Acabei me enveredando, então, pela mobilização das lembranças sobre uma categoria muito específica de encontros: aqueles inusitados, não previstos no roteiro, e que foram, no mais das vezes, fruto do acaso. É deles, não por acaso(!), que nos fala, por exemplo, o diretor Wood Allen em um de seus últimos filmes: Golpe de Sorte (Coup de chance, 2023). Na película, os acasos abundam e a sorte de todo mundo depende deles. Foi ele que me inspirou a pensar aqui.
Jovina
Mas, notará quem lê este texto, que já começo me desmentindo, pois não foi bem por acaso que nos encontramos, no Quilombo da Barra, com a Jovina, líder comunitária, artesã, vendedora dos produtos da comunidade e narradora de histórias tantas. Quem nos conduziu até ela foi o Lé, nosso guia lá em Rio de Contas.
Ela nos recebeu no pequeno espaço ocupado pela lojinha em que atende aos visitantes. Logo, de cara, ou melhor, em sua cara, em seu rosto, vimos estampados um dos sorrisos mais intensos dos muitos e intensos sorrisos que encontramos nas idas e vindas por aquelas paragens.
Aquela mulher negra, franzina e toda sorrisos, nos atendeu, mostrou os produtos e, sobretudo, nos contou das histórias de violência e resistências vividas pelo seu povo, bem ali onde estávamos.
Transmitiu com maestria e segurança, com altivez e bonança, muito mais do que conhecimentos. Transmitia a certeza de que uma das coisas mais importantes e impactantes na luta contra os poderes da morte é a alegria. Estampada em seu rosto, em seus lábios, a alegria, mesmo em meio a uma vida dura e difícil, parecia ser a chave-mestra de suas histórias.
Adelina
Cruzamos meio mundo, da Chapada a Petrolina e, de lá, para Belmonte, para nos encontrar com a Adelina, professora e cuidadora da cidade.

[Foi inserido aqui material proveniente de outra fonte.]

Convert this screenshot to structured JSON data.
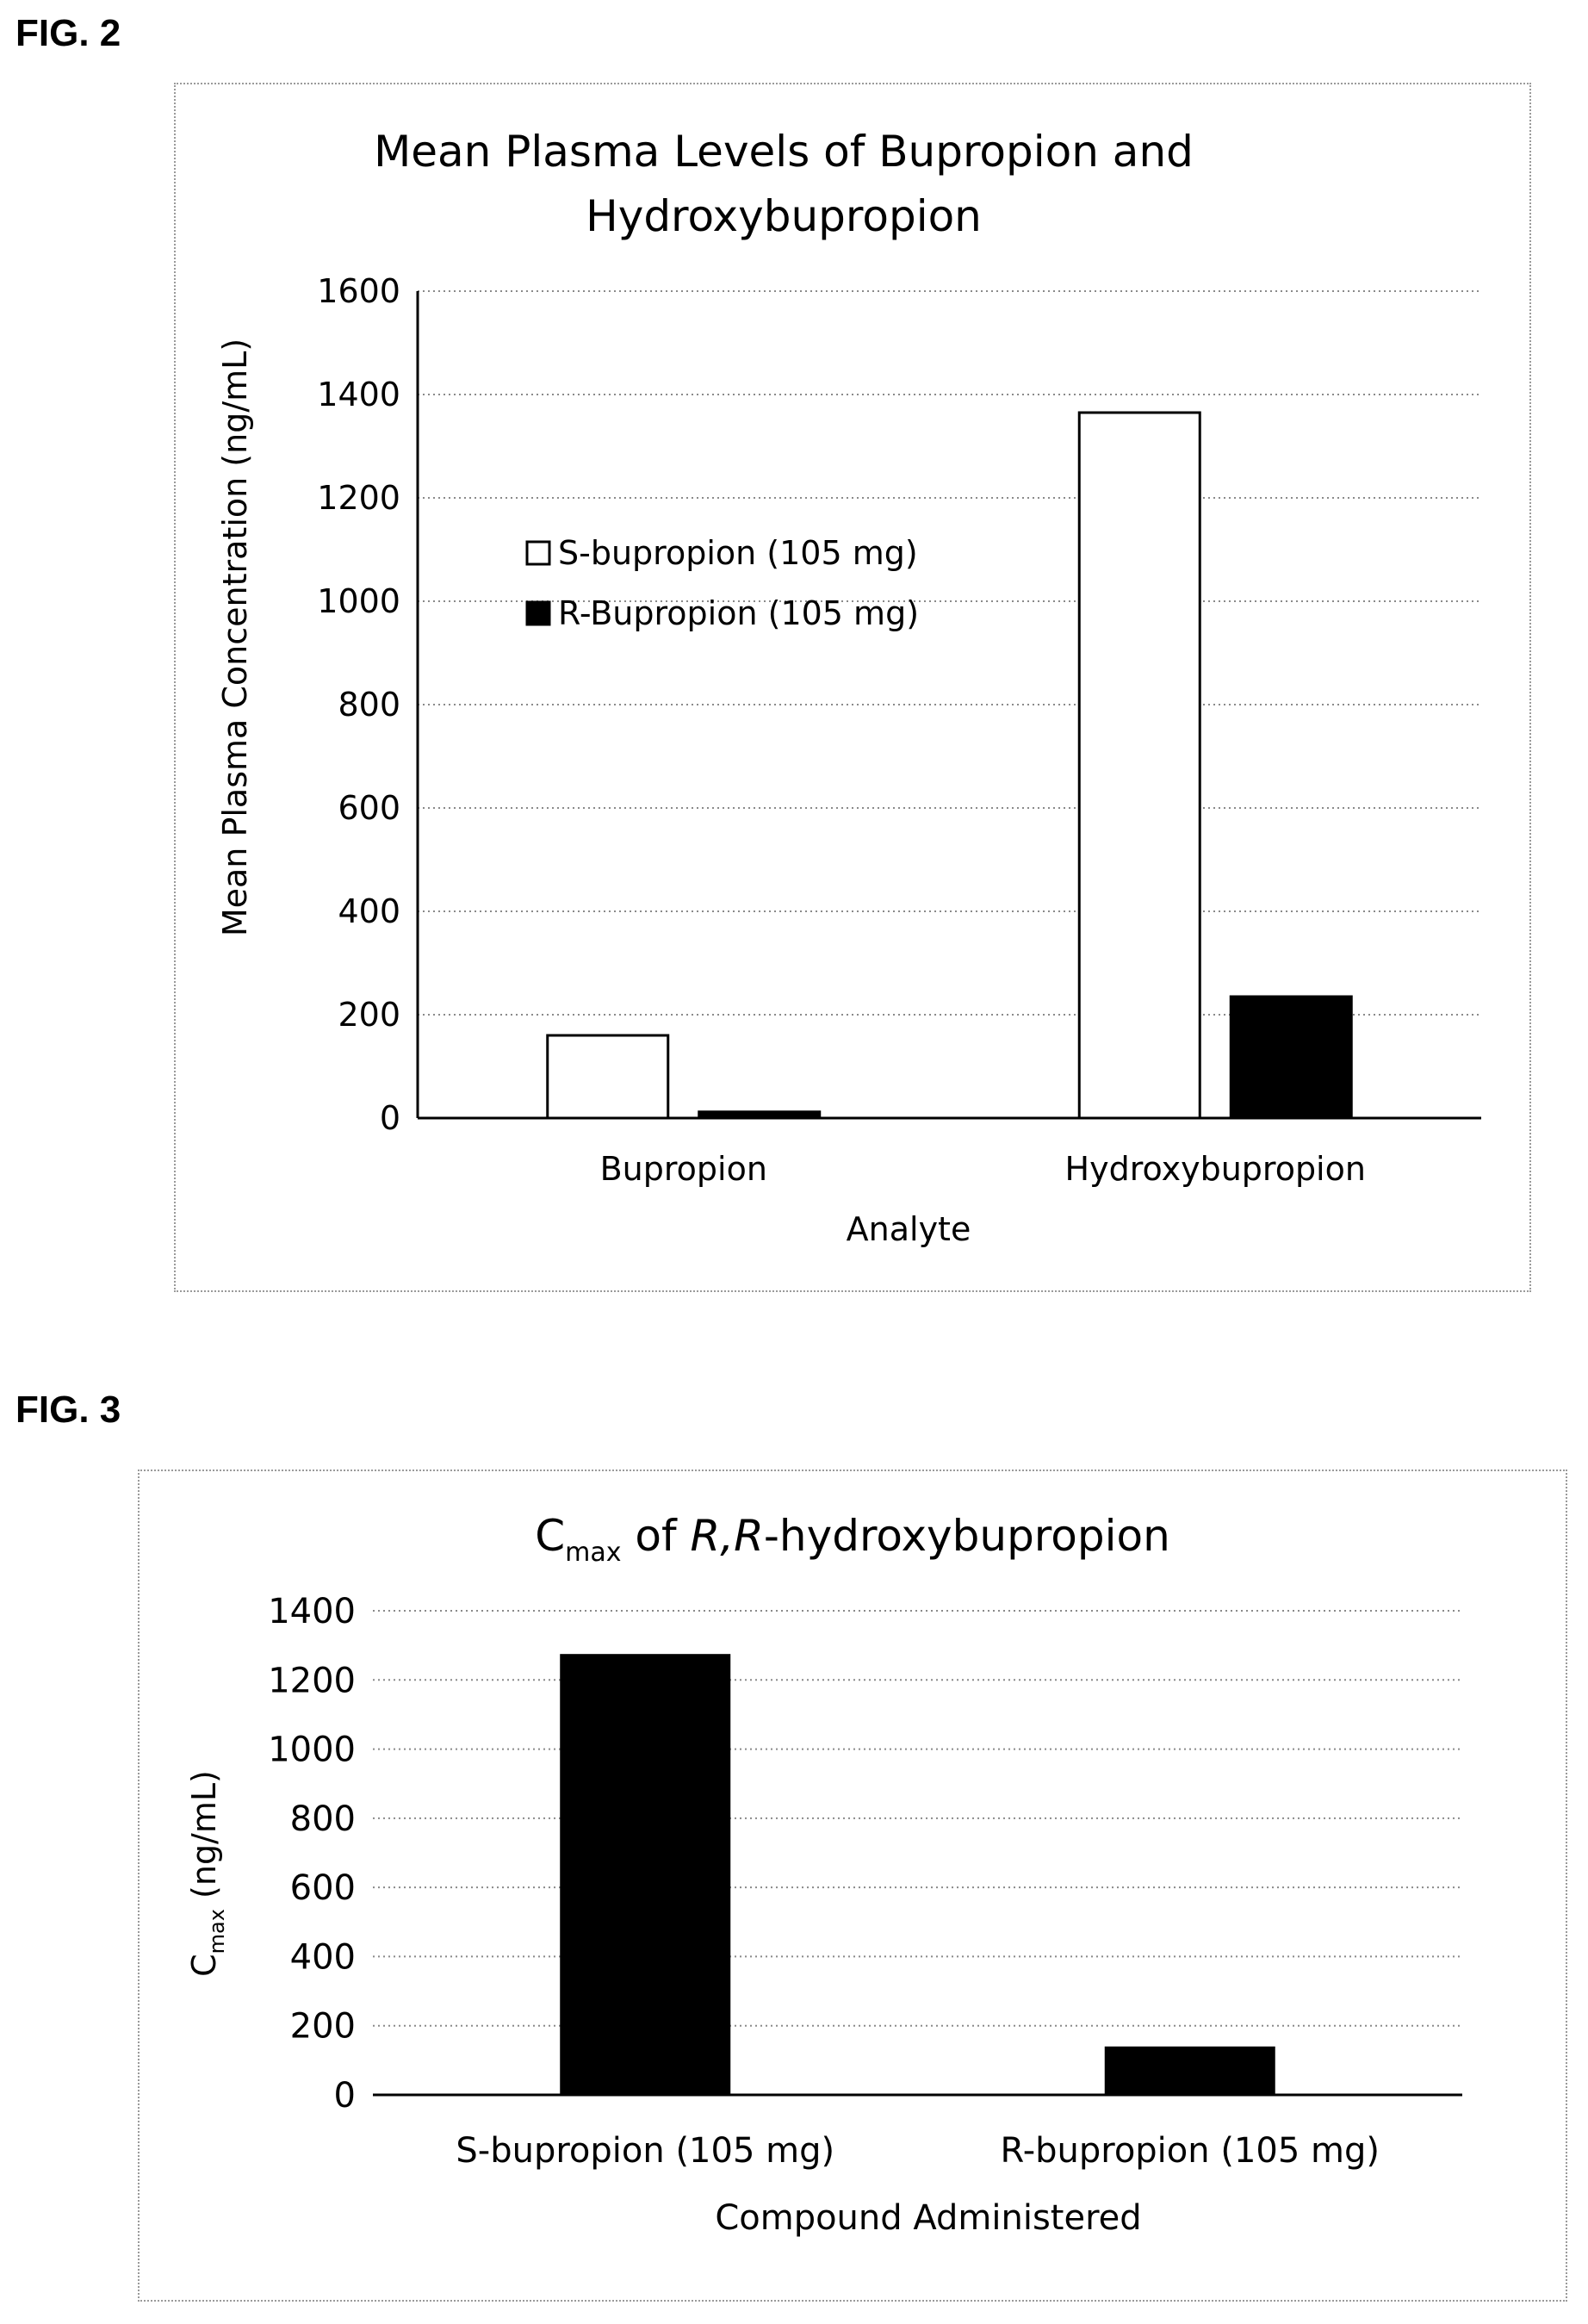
{
  "figures": {
    "fig2_label": "FIG. 2",
    "fig3_label": "FIG. 3"
  },
  "chart_data": [
    {
      "type": "bar",
      "title_line1": "Mean Plasma Levels of Bupropion and",
      "title_line2": "Hydroxybupropion",
      "xlabel": "Analyte",
      "ylabel": "Mean Plasma Concentration (ng/mL)",
      "categories": [
        "Bupropion",
        "Hydroxybupropion"
      ],
      "series": [
        {
          "name": "S-bupropion (105 mg)",
          "values": [
            160,
            1365
          ],
          "color": "#ffffff",
          "stroke": "#000000"
        },
        {
          "name": "R-Bupropion (105 mg)",
          "values": [
            12,
            235
          ],
          "color": "#000000",
          "stroke": "#000000"
        }
      ],
      "ylim": [
        0,
        1600
      ],
      "yticks": [
        0,
        200,
        400,
        600,
        800,
        1000,
        1200,
        1400,
        1600
      ],
      "grid": true,
      "legend_placement": "upper-left"
    },
    {
      "type": "bar",
      "title_main": "C",
      "title_sub": "max",
      "title_of": " of ",
      "title_italic": "R,R",
      "title_rest": "-hydroxybupropion",
      "xlabel": "Compound Administered",
      "ylabel_main": "C",
      "ylabel_sub": "max",
      "ylabel_rest": " (ng/mL)",
      "categories": [
        "S-bupropion (105 mg)",
        "R-bupropion (105 mg)"
      ],
      "values": [
        1275,
        140
      ],
      "color": "#000000",
      "ylim": [
        0,
        1400
      ],
      "yticks": [
        0,
        200,
        400,
        600,
        800,
        1000,
        1200,
        1400
      ],
      "grid": true
    }
  ]
}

Estávamos, o Tarcísio e eu, passando por uma rua da cidade, meio que perdidos depois do maravilhamento com o passeio em meio ao mangue, quando nos deparamos com o cenário e a cena de um canteiro central da rua todo enfeitado de pequenas placas com música, poemas e outras mensagens que coloriam e acolhiam nossos olhos curiosos. Ficamos indo e voltando tirando fotografias e lendo os textos em voz alta.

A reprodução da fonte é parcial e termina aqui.